Not some long trip that gave anyone room to pretend they misunderstood my absence.

Fifty-three minutes.

Long enough to drive to Russo’s Market, buy milk, cheddar, bananas, and the dark roast coffee they saved for me every Thursday, then come home with the receipt still warm in my purse.

The milk was sweating through the carton by the time I stepped into the hallway.

The bananas were still firm and green at the stems.
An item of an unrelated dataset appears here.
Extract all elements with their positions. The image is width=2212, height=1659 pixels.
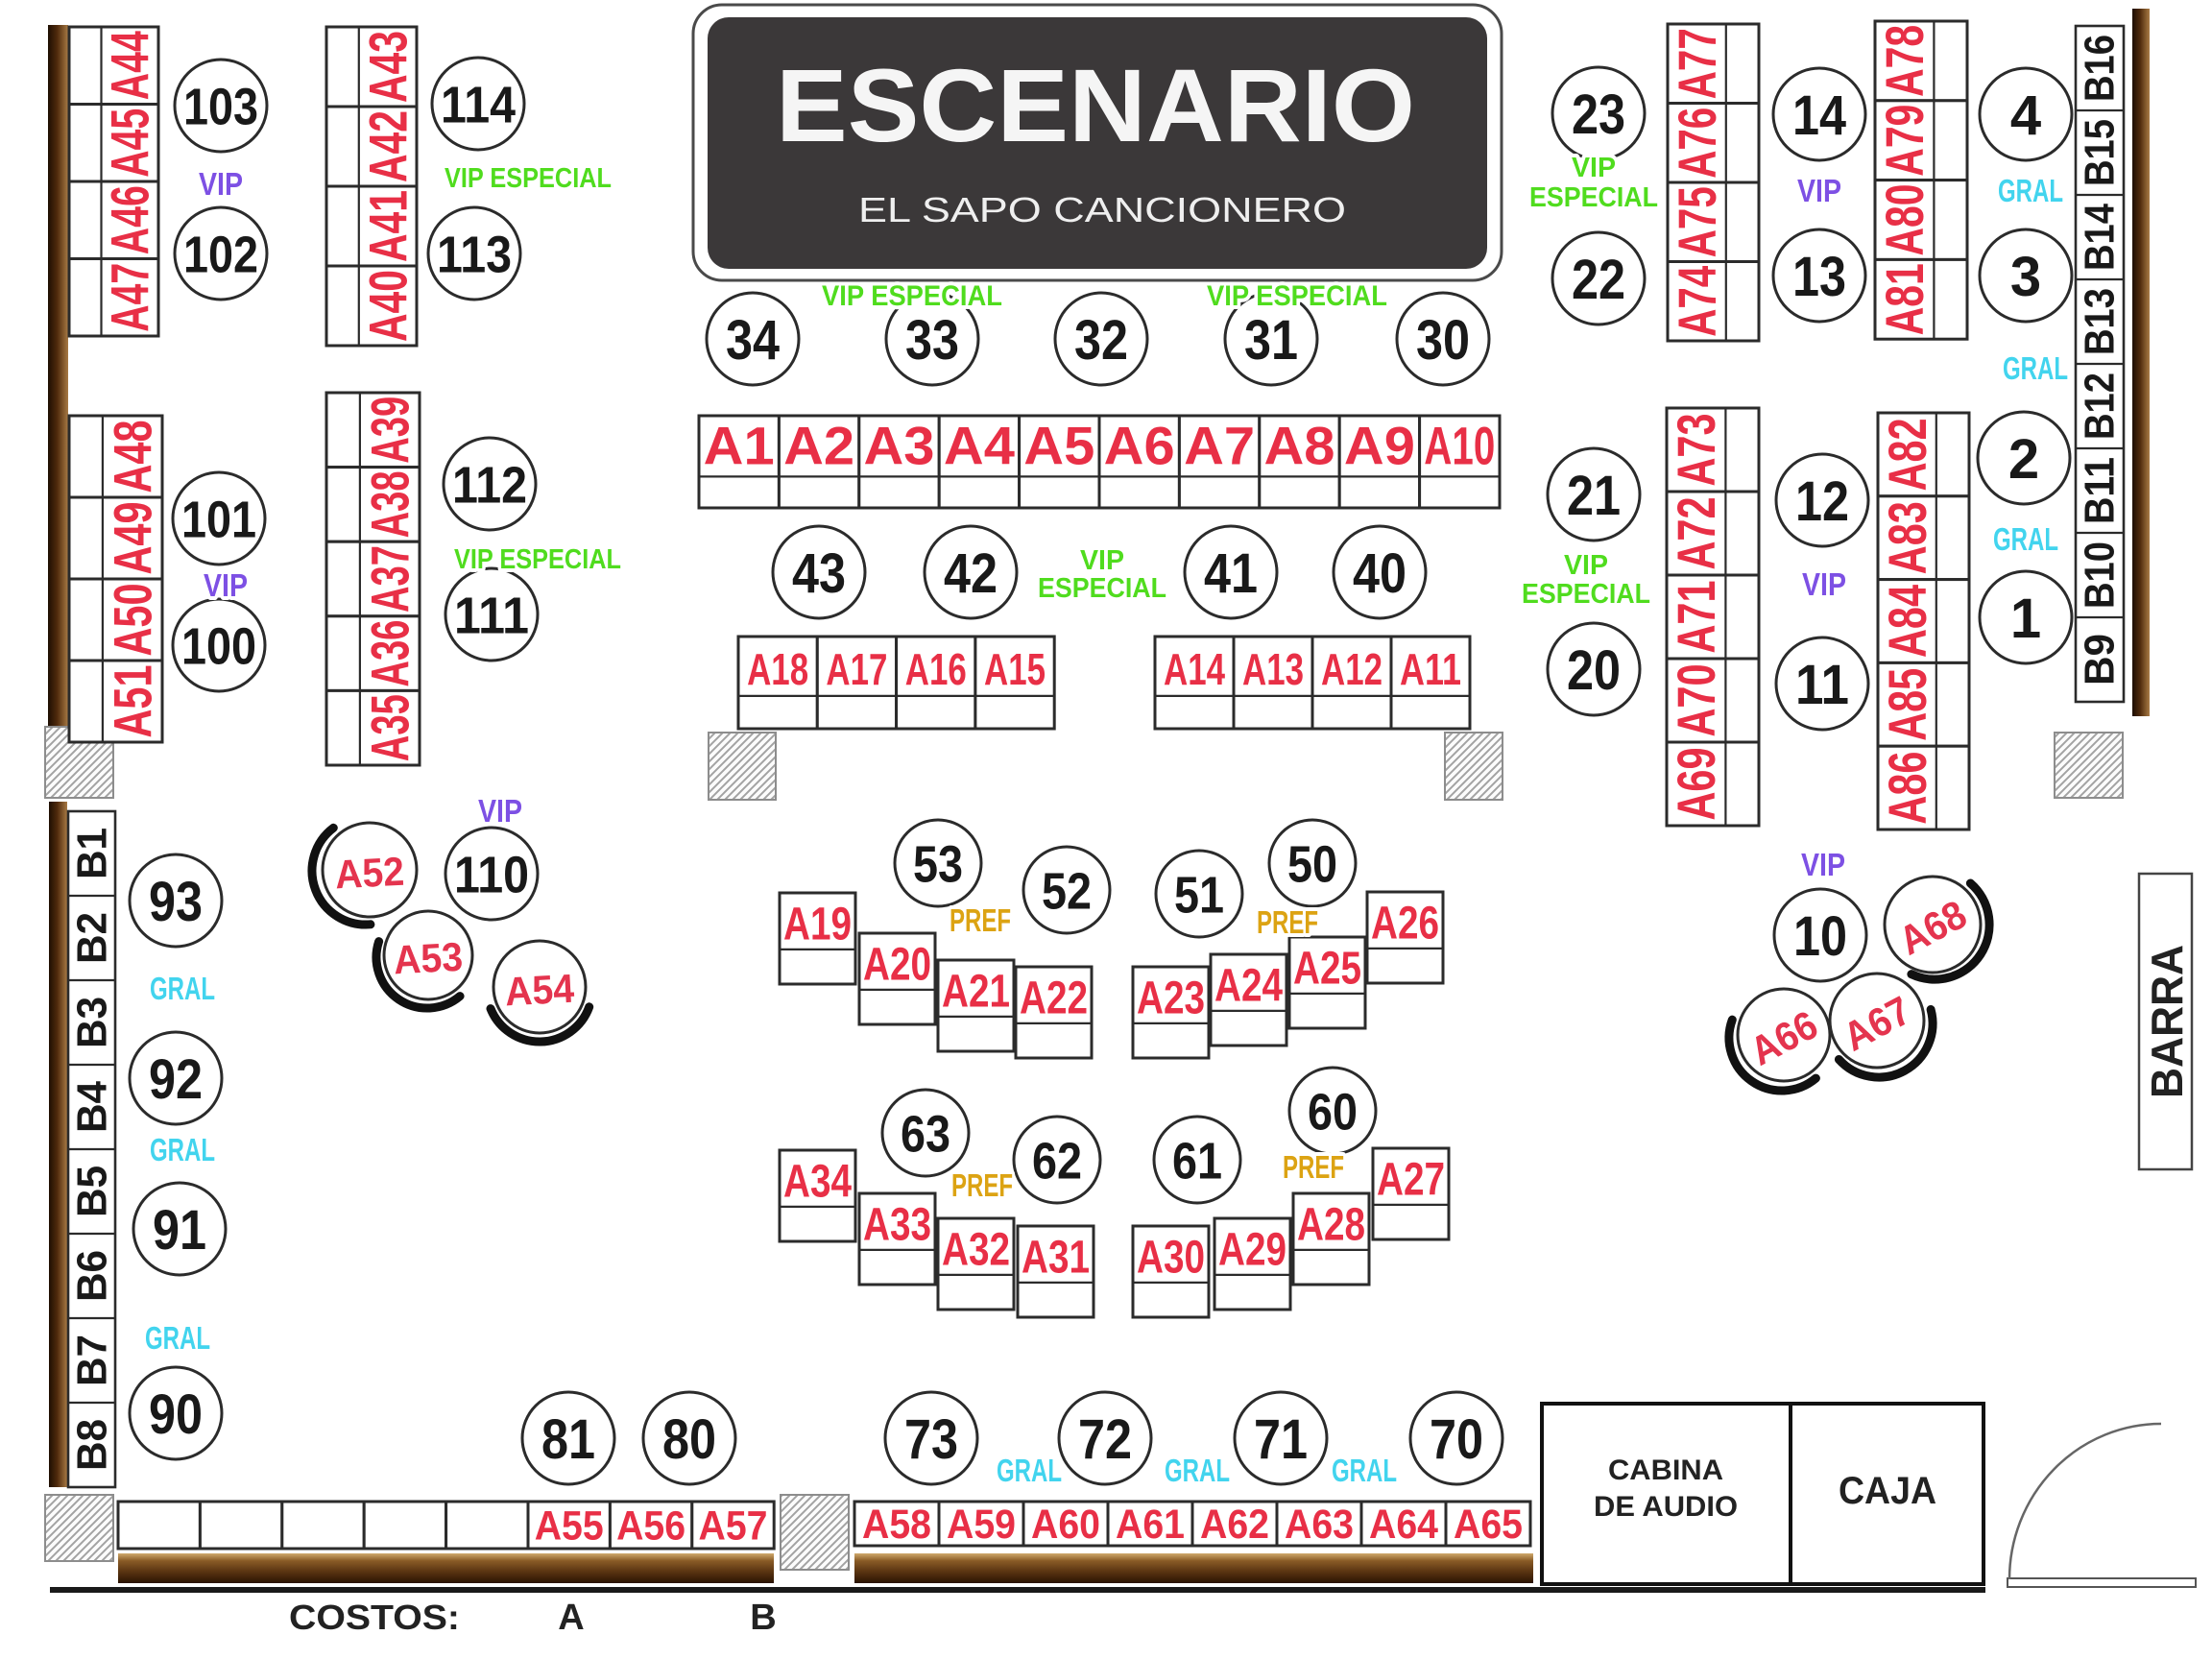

The paper coffee bag smelled rich and bitter, the way Vincent used to like it, even though I had been drinking it alone for eleven years.

Then I saw the boxes.

Six of them were stacked against the wall outside my master bedroom.

They were neat.

That was the part that made my stomach turn first.

Not messy, not hurried, not panicked.

Neat.

As if someone had taken their time sorting through my life while I was choosing fruit.

Each box had a label written in black marker.

The handwriting belonged to Marguerite, my daughter-in-law.

Careful.

Narrow.

Decorative, even on cardboard.

Kitchen.

Linens.

Vincent’s closet.

Nightstand.

That last one stopped me harder than a shout would have.

Vincent had been dead since 2014.

He had shared that room with me for thirty-six years.

He had left socks under the chair, crossword clues half-finished on his side table, and his reading glasses in places no reasonable person would put them.